Актуальность поднятых И.франком тем высмеивание в цикле "Новые песенки" остается вне конкурса на сегодня, ведь смех не будет вызываться самыми ситуациями из жизни Галичины начала века (они не смешные для современного читателя), а теми средствами комического, к которым обращается автор. Они выписаны в пределах законов "универсального" смеха.
ЛИТЕРАТУРА
1. Басс И.И. Иван Франко. Биография. - К.: Наукова думка, 1966. - 256 с.
2. Басс И.И., Каспрук А.А. Иван Франко. Жизненный и творческий путь. - К.: Научная мысль, 1976-1986. - 456 с.
3. Бахтин М.М. Творчество Франсуа Рабле и народная культура средневековья и Ренессанса. - М.: Художественная литература, 1990. - 544 с.
4. Бахтин М.М. Эстетика словесного творчества. - Москва, 1986. - 674 с.
5. Белецкий А.И., Басс И.И., Киселев О.И. Иван Франко.
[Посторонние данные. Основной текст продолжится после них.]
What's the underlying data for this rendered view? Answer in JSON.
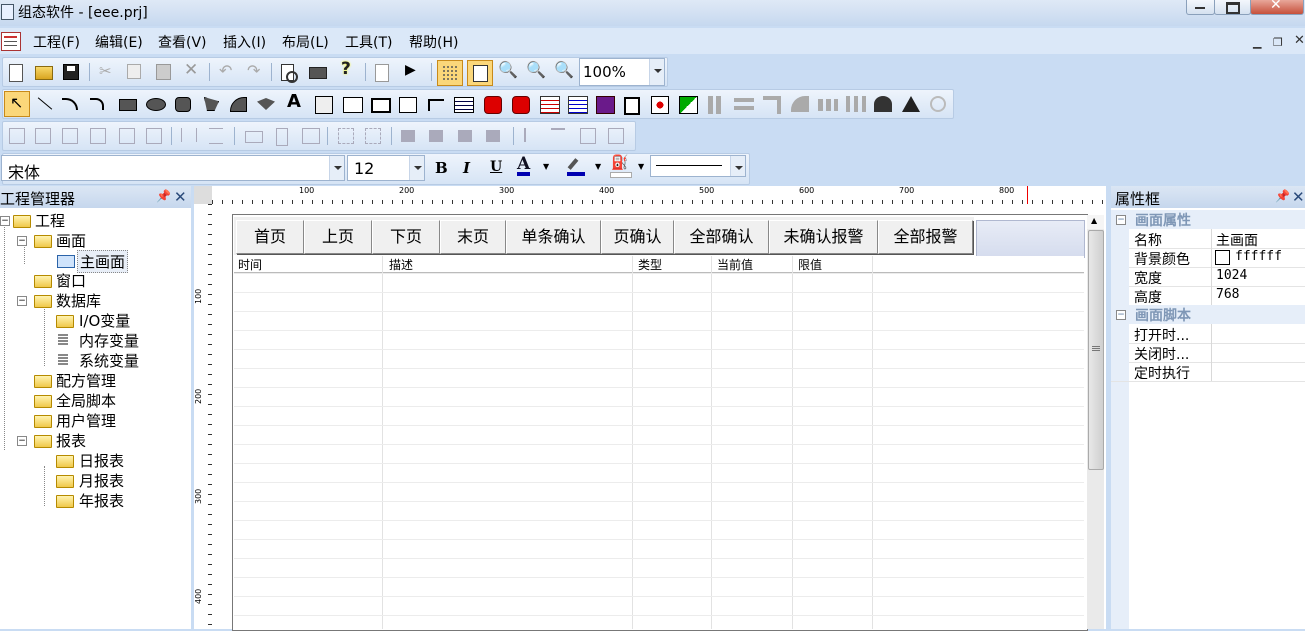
{
  "window": {
    "title": "组态软件 - [eee.prj]"
  },
  "menu": [
    "工程(F)",
    "编辑(E)",
    "查看(V)",
    "插入(I)",
    "布局(L)",
    "工具(T)",
    "帮助(H)"
  ],
  "toolbar": {
    "zoom": "100%"
  },
  "font_toolbar": {
    "font": "宋体",
    "size": "12",
    "bold": "B",
    "italic": "I",
    "underline": "U",
    "font_color": "A"
  },
  "left_panel": {
    "title": "工程管理器",
    "tree": [
      {
        "label": "工程",
        "level": 0
      },
      {
        "label": "画面",
        "level": 1
      },
      {
        "label": "主画面",
        "level": 2
      },
      {
        "label": "窗口",
        "level": 1
      },
      {
        "label": "数据库",
        "level": 1
      },
      {
        "label": "I/O变量",
        "level": 2
      },
      {
        "label": "内存变量",
        "level": 2
      },
      {
        "label": "系统变量",
        "level": 2
      },
      {
        "label": "配方管理",
        "level": 1
      },
      {
        "label": "全局脚本",
        "level": 1
      },
      {
        "label": "用户管理",
        "level": 1
      },
      {
        "label": "报表",
        "level": 1
      },
      {
        "label": "日报表",
        "level": 2
      },
      {
        "label": "月报表",
        "level": 2
      },
      {
        "label": "年报表",
        "level": 2
      }
    ]
  },
  "ruler": {
    "h_labels": [
      "100",
      "200",
      "300",
      "400",
      "500",
      "600",
      "700",
      "800"
    ],
    "v_labels": [
      "100",
      "200",
      "300",
      "400"
    ]
  },
  "alarm_buttons": [
    "首页",
    "上页",
    "下页",
    "末页",
    "单条确认",
    "页确认",
    "全部确认",
    "未确认报警",
    "全部报警"
  ],
  "alarm_columns": [
    "时间",
    "描述",
    "类型",
    "当前值",
    "限值"
  ],
  "right_panel": {
    "title": "属性框",
    "section1": "画面属性",
    "props": [
      {
        "key": "名称",
        "value": "主画面"
      },
      {
        "key": "背景颜色",
        "value": "ffffff"
      },
      {
        "key": "宽度",
        "value": "1024"
      },
      {
        "key": "高度",
        "value": "768"
      }
    ],
    "section2": "画面脚本",
    "scripts": [
      "打开时...",
      "关闭时...",
      "定时执行"
    ]
  }
}
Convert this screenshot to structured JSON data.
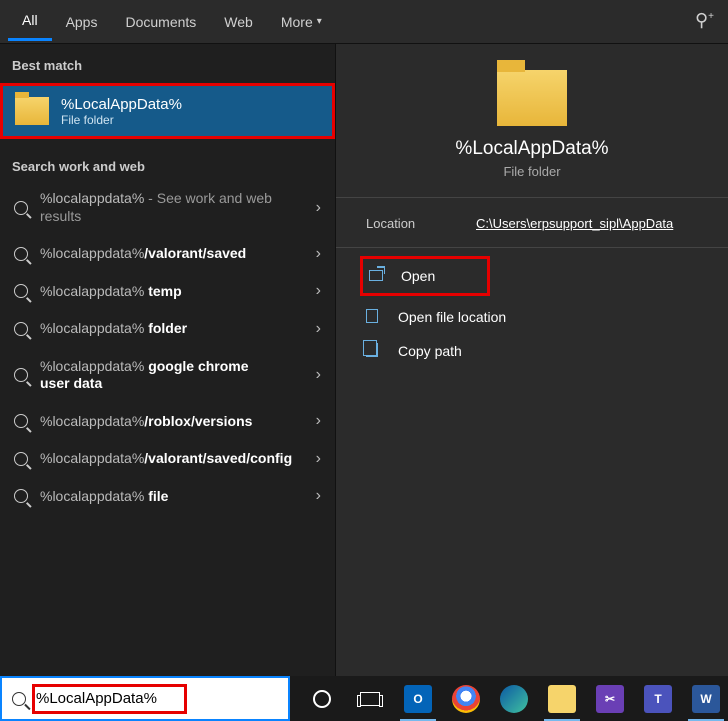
{
  "tabs": {
    "all": "All",
    "apps": "Apps",
    "documents": "Documents",
    "web": "Web",
    "more": "More"
  },
  "sections": {
    "best_match": "Best match",
    "search_work_web": "Search work and web"
  },
  "best": {
    "title": "%LocalAppData%",
    "subtitle": "File folder"
  },
  "suggestions": [
    {
      "pre": "%localappdata%",
      "bold": "",
      "hint": " - See work and web results"
    },
    {
      "pre": "%localappdata%",
      "bold": "/valorant/saved",
      "hint": ""
    },
    {
      "pre": "%localappdata% ",
      "bold": "temp",
      "hint": ""
    },
    {
      "pre": "%localappdata% ",
      "bold": "folder",
      "hint": ""
    },
    {
      "pre": "%localappdata% ",
      "bold": "google chrome user data",
      "hint": ""
    },
    {
      "pre": "%localappdata%",
      "bold": "/roblox/versions",
      "hint": ""
    },
    {
      "pre": "%localappdata%",
      "bold": "/valorant/saved/config",
      "hint": ""
    },
    {
      "pre": "%localappdata% ",
      "bold": "file",
      "hint": ""
    }
  ],
  "preview": {
    "title": "%LocalAppData%",
    "subtitle": "File folder",
    "location_label": "Location",
    "location_value": "C:\\Users\\erpsupport_sipl\\AppData"
  },
  "actions": {
    "open": "Open",
    "open_location": "Open file location",
    "copy_path": "Copy path"
  },
  "search_input": "%LocalAppData%",
  "taskbar_apps": [
    "outlook",
    "chrome",
    "edge",
    "explorer",
    "snip",
    "teams",
    "word"
  ]
}
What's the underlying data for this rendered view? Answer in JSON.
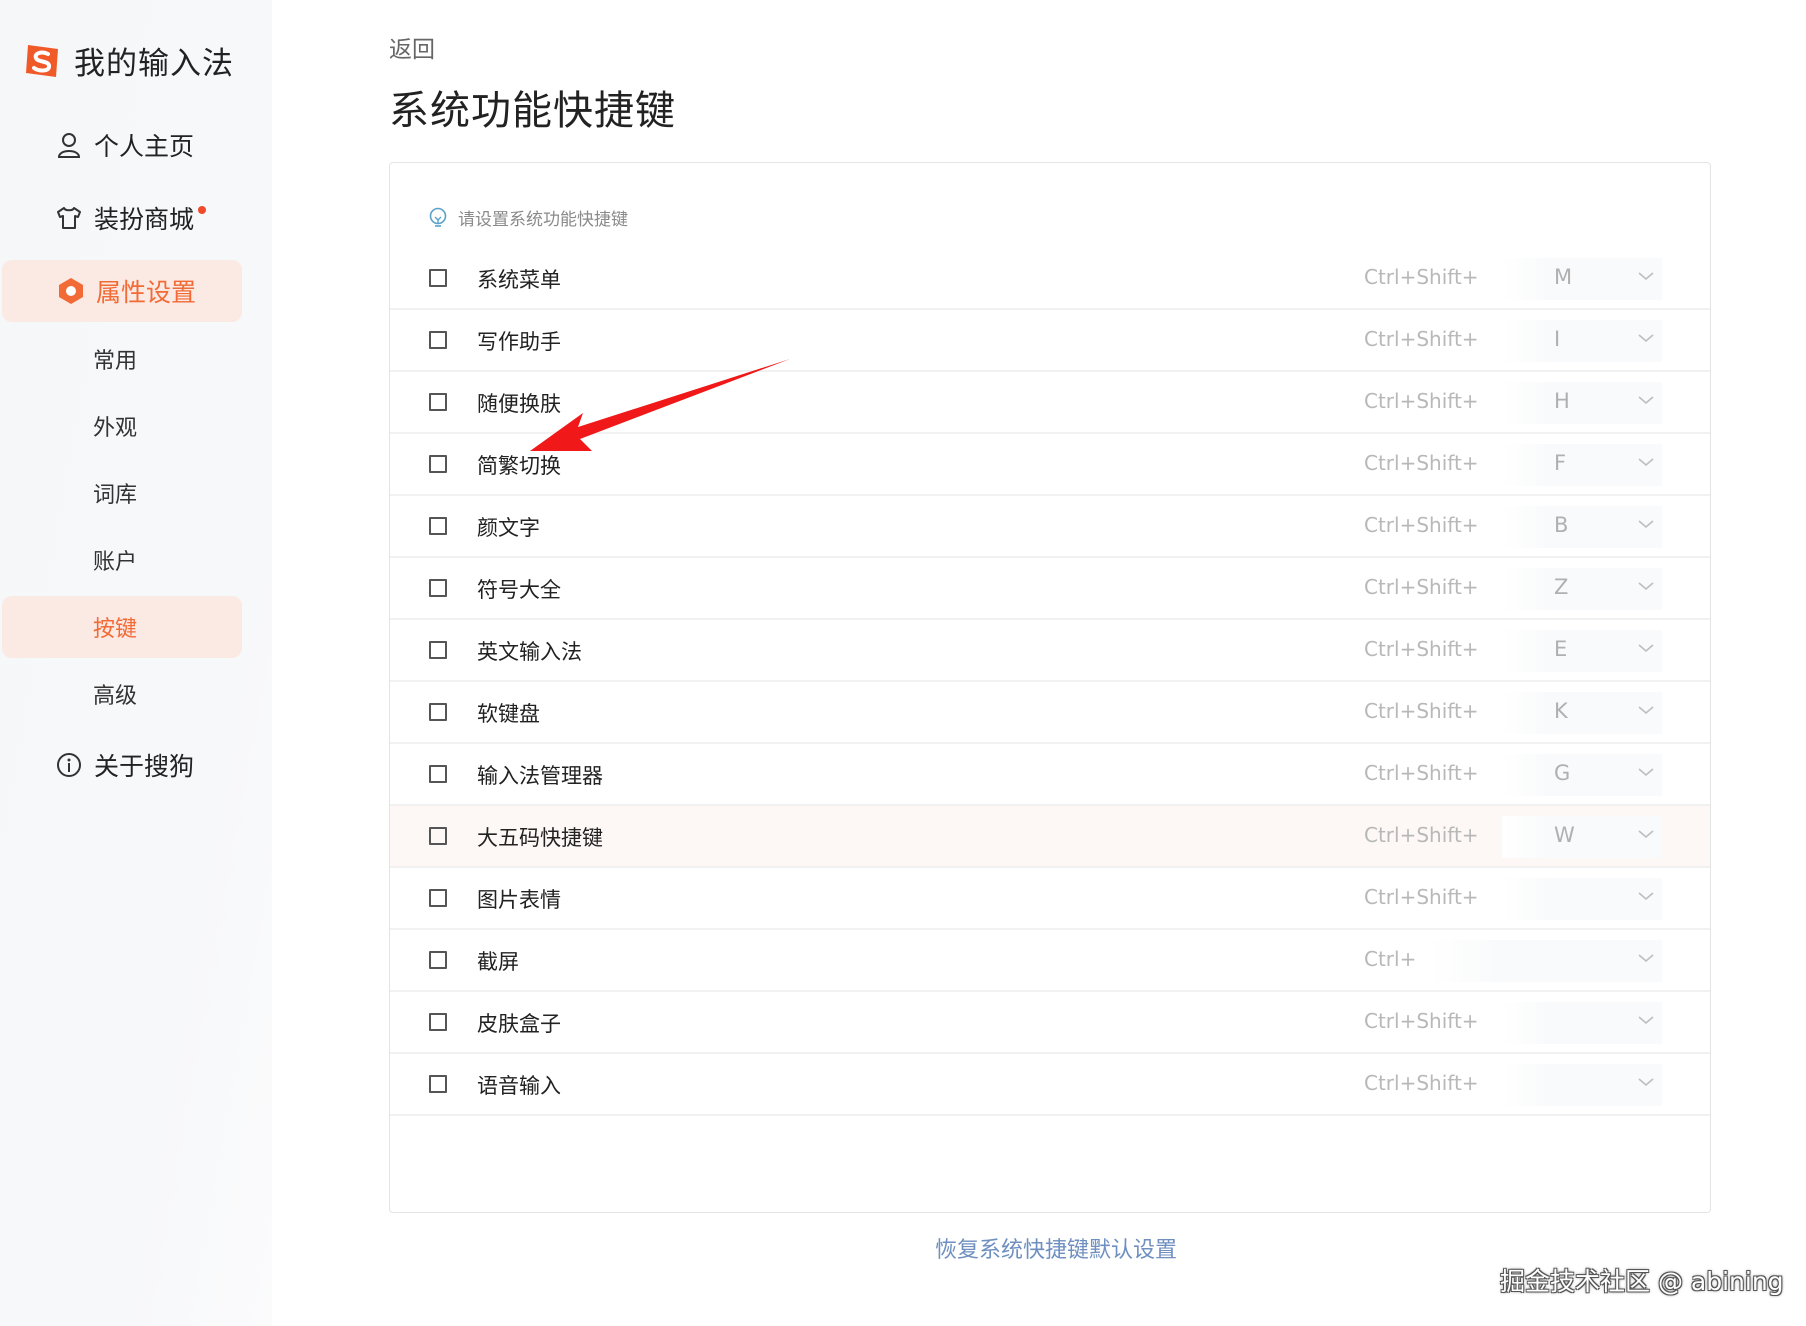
{
  "sidebar": {
    "brand_title": "我的输入法",
    "nav": {
      "profile": "个人主页",
      "store": "装扮商城",
      "settings": "属性设置",
      "about": "关于搜狗"
    },
    "sub_items": [
      "常用",
      "外观",
      "词库",
      "账户",
      "按键",
      "高级"
    ],
    "active_sub": "按键"
  },
  "main": {
    "back_label": "返回",
    "page_title": "系统功能快捷键",
    "hint": "请设置系统功能快捷键",
    "rows": [
      {
        "label": "系统菜单",
        "prefix": "Ctrl+Shift+",
        "key": "M",
        "checked": false
      },
      {
        "label": "写作助手",
        "prefix": "Ctrl+Shift+",
        "key": "I",
        "checked": false
      },
      {
        "label": "随便换肤",
        "prefix": "Ctrl+Shift+",
        "key": "H",
        "checked": false
      },
      {
        "label": "简繁切换",
        "prefix": "Ctrl+Shift+",
        "key": "F",
        "checked": false
      },
      {
        "label": "颜文字",
        "prefix": "Ctrl+Shift+",
        "key": "B",
        "checked": false
      },
      {
        "label": "符号大全",
        "prefix": "Ctrl+Shift+",
        "key": "Z",
        "checked": false
      },
      {
        "label": "英文输入法",
        "prefix": "Ctrl+Shift+",
        "key": "E",
        "checked": false
      },
      {
        "label": "软键盘",
        "prefix": "Ctrl+Shift+",
        "key": "K",
        "checked": false
      },
      {
        "label": "输入法管理器",
        "prefix": "Ctrl+Shift+",
        "key": "G",
        "checked": false
      },
      {
        "label": "大五码快捷键",
        "prefix": "Ctrl+Shift+",
        "key": "W",
        "checked": false
      },
      {
        "label": "图片表情",
        "prefix": "Ctrl+Shift+",
        "key": "",
        "checked": false
      },
      {
        "label": "截屏",
        "prefix": "Ctrl+",
        "key": "",
        "checked": false
      },
      {
        "label": "皮肤盒子",
        "prefix": "Ctrl+Shift+",
        "key": "",
        "checked": false
      },
      {
        "label": "语音输入",
        "prefix": "Ctrl+Shift+",
        "key": "",
        "checked": false
      }
    ],
    "restore_label": "恢复系统快捷键默认设置"
  },
  "watermark": "掘金技术社区 @ abining",
  "colors": {
    "accent": "#f26a35",
    "active_bg": "#fbe9e3",
    "link": "#6f8fc0",
    "annotation_arrow": "#f01818"
  }
}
Жизнь и творчество. - К., 1956. - 357 с.
6. Бойко А. Поэзия борьбы (Лирика сборника Ивана Франко "С вершин и низин"). - К., 1958. - 180 с.
7. Борев Ю.Б. Комическое. - М.: Искусство, 1970. - 2269 с.
8. Возняк М. Из жизни и творчества и. Франко. - К., 1955. - 304 с.
9. Возняк М. Титан труда. - Львов: Свободная Украина, 1946. - 96 с.
10. Галан Я. Сатирик-гражданин // Галан Я. Произведения: В 2 т.. - М.: Держлітвидав, 1953. - 489 с.
11. Гундорова Т. Франко - не каменщик. - Мельбурн: Ун-тет им. Монаша, Отдел славистики, 1996. - 154 с.
12. Дей А.И. Иван Франко: Жизнь и деятельность. - К.: Высшая школа, 1981. - 458 с.
13. Денисенко В. Типы комического в "Путешествия Доктора Леонардо." Майка Йогансена // Слово и время. - 2002. - №11.
14. Денисюк И. Франкознавство: достижения, потери, перспективы // Иван Франко - писатель, мыслитель, гражданин. Материалы Международной научной конференции. - Львов : Мир, 1998. - С.12-19.
________________________________
[1] По объяснению 20-томового издание произведений И.франко это слово означает "черносотенцы"; этимология этого слова берет свое начало от собственной фамилии редактора черносотенной газеты "Києвлянин" Дмитрия Піхни, о нем же упоминает и. Франко и в своем письме к М.Драгоманова по 10 мая 1884 г.